Across his time as manager of Barcelona, Bayern Munich and Manchester City, Pep Guardiola has won 10 league titles in 13 seasons.
Alongside those 10 table-topping campaigns, Guardiola’s teams have finished as a runner-up twice and ended up third once.
That leaves just four managers that can boast of finishing ahead of the Catalan coach in a league campaign. Here are the few special names who have managed it.
Jose Mourinho – Real Madrid (2011-12)
Guardiola led boyhood club Barcelona to the league title in his first three years as senior manager from 2008 to 2011; still the only side since Johan Cruyff’s Dream Team of the early 90s to top La Liga three years in a row.
Having delivered the treble at Inter, with a famous victory over Pep’s Barca in the Champions League semis, Jose Mourinho arrived at Real Madrid in 2010 with the task of knocking the Catalans off their perch.
Mourinho led Madrid to their first Clasico victory of the Guardiola era in the 2011 Copa del Rey final, but Los Blancos lost out to their eternal rivals in the league and Champions League. The cup final victory gave Mourinho’s Madrid a platform to build on, however, and in his second year in charge they won the title with a record 100-point, 121-goal haul.
Barcelona finished nine points behind, in spite of Lionel Messi registering a career-best 50 league goals.
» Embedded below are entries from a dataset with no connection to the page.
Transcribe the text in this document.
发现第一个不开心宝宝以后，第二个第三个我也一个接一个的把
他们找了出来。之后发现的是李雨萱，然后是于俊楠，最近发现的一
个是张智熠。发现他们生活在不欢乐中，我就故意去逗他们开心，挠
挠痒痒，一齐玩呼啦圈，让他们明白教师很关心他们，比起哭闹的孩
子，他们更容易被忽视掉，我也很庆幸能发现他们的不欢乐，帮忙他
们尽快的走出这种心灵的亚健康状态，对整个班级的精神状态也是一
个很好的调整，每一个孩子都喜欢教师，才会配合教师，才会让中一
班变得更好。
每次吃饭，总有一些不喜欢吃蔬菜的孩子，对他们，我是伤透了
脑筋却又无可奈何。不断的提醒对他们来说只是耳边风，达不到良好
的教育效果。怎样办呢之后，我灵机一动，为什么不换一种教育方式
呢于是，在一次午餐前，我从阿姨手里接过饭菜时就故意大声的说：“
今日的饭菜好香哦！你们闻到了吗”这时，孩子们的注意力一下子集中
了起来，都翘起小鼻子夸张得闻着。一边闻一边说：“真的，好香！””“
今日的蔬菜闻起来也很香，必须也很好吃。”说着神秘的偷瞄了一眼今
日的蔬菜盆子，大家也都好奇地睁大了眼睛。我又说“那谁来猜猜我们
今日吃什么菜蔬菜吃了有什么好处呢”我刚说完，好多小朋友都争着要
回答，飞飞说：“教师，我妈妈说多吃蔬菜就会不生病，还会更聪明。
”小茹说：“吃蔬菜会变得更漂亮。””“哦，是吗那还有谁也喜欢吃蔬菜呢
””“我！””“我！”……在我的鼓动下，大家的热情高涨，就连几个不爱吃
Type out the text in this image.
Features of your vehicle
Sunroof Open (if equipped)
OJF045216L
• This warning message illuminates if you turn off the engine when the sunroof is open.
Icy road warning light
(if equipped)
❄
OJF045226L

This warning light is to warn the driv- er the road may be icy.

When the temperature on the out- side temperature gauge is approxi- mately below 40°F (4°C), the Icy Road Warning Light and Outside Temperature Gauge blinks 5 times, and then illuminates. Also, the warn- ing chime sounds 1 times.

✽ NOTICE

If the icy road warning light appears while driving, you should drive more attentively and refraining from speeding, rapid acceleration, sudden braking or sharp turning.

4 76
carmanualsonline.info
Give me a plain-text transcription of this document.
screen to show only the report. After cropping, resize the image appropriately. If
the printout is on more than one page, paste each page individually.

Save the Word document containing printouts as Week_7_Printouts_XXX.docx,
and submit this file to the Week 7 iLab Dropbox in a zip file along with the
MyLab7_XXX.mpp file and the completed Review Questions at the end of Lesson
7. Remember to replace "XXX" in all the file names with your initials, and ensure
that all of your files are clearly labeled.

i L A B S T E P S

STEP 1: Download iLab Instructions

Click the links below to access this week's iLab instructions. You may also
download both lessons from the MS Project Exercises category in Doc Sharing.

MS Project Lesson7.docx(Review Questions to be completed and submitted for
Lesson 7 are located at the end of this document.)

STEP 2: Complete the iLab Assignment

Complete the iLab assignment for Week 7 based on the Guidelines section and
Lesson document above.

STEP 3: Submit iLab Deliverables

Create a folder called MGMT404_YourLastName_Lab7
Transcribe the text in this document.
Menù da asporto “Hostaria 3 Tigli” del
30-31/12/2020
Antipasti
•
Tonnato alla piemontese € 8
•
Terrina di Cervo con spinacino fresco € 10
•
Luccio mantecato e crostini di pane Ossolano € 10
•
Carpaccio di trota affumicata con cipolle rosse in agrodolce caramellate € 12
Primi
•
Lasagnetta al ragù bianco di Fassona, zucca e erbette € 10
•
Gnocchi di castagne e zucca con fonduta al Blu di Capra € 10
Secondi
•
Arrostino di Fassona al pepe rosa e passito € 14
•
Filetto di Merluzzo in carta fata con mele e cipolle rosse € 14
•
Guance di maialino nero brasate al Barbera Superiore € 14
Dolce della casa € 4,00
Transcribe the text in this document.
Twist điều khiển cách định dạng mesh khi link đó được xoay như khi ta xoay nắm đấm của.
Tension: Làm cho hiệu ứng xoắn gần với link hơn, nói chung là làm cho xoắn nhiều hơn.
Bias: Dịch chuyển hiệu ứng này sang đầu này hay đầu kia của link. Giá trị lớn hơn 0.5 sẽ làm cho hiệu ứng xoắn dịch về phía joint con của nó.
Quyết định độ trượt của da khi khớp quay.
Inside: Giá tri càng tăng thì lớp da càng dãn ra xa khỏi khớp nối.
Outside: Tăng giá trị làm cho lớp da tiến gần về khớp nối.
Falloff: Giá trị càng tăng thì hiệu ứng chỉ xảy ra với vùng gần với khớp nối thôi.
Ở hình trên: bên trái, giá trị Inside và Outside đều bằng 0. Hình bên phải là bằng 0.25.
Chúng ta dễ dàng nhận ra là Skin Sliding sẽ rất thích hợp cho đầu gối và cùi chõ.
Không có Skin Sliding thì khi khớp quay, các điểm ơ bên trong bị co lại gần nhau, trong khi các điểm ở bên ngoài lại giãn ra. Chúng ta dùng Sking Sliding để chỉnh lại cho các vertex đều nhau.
A visibly exhausted Guardiola announced his departure shortly before the end of the campaign and took a much-needed sabbatical year in New York.
The fractious rivalry with Mourinho evidently took its toll on the Catalan.
READ: ‘We’re the best, f * ck you’: The story of Barca & Real’s four Clasicos in 18 days
Antonio Conte – Chelsea (2016-17)
Guardiola arrived at Manchester City in the summer of 2016, fresh from delivering the Bundesliga title in each of his three seasons in charge at Bayern Munich.
City won their first six Premier League matches of the 2016-17 campaign but come the Autumn they began to falter through what was ultimately a disappointing debut campaign in charge for Guardiola – the only trophyless season of his managerial career.
It was an altogether different story for Chelsea, who had brought in a new manager that summer – Antonio Conte. Back-to-back defeats to Liverpool and Arsenal early in the season prompted the Italian to switch to a back three, and from there they never looked back, breaking the back of their title charge with an incredible run of 13 successive wins from October to December.
Conte’s Blues won the title with an impressive 91-point tally – a massive 15 ahead of Guardiola’s City.
Mauricio Pochettino – Tottenham (2016-17)
Chelsea weren’t the only side to finish ahead of City in Guardiola’s first season in charge – the 2016-17 campaign is the only time he’s ever finished outside of the top two in any league.
It was Mauricio Pochettino’s Tottenham who finished as runners-up, the only side that gave Chelsea a title challenge. This was the year they arguably peaked, with a record league placing and points tally in the Premier League era. The irresistible front four of Harry Kane, Dele Alli, Son Heung-min and Christian Eriksen registered a combined total of 69 goals and 35 assists that year.
Spurs ended City’s 100% winning start with an impressive and much-deserved 2-0 victory in early October and came back from two goals behind to draw 2-2 in the return fixture at the Etihad.
City finished third, eight points behind Pochettino’s side.
– HotspurMemories (@HotspurMemories) October 2, 2017
Jurgen Klopp – Liverpool (2019-20)
It was a long time coming for Jurgen Klopp.
The German was still in charge of Borussia Dortmund when Guardiola arrived at Bayern Munich to leave the rest of the German top flight eating their dust.
He subsequently arrived in England eight months before Guardiola, and in his first full season in charge of Liverpool led them to a fourth-place finish, one place and two points behind City.
Klopp’s Reds notched 97 points in 2018-19 – a tally that would have seen them lift the title in any other season bar one – but they were pipped to the title, a point behind Guardiola’s men.
Galvanized by that near-miss, Liverpool claimed the title emphatically the following year. They unthinkably dropped just two points from the first 27 games and from there the title was a formality. They eventually finished way out in front with 99 points.
Guardiola’s runners-up were 18 points behind, though they did restore a little pride with a post-lockdown 4-0 victory over the already-crowned champions at the Etihad.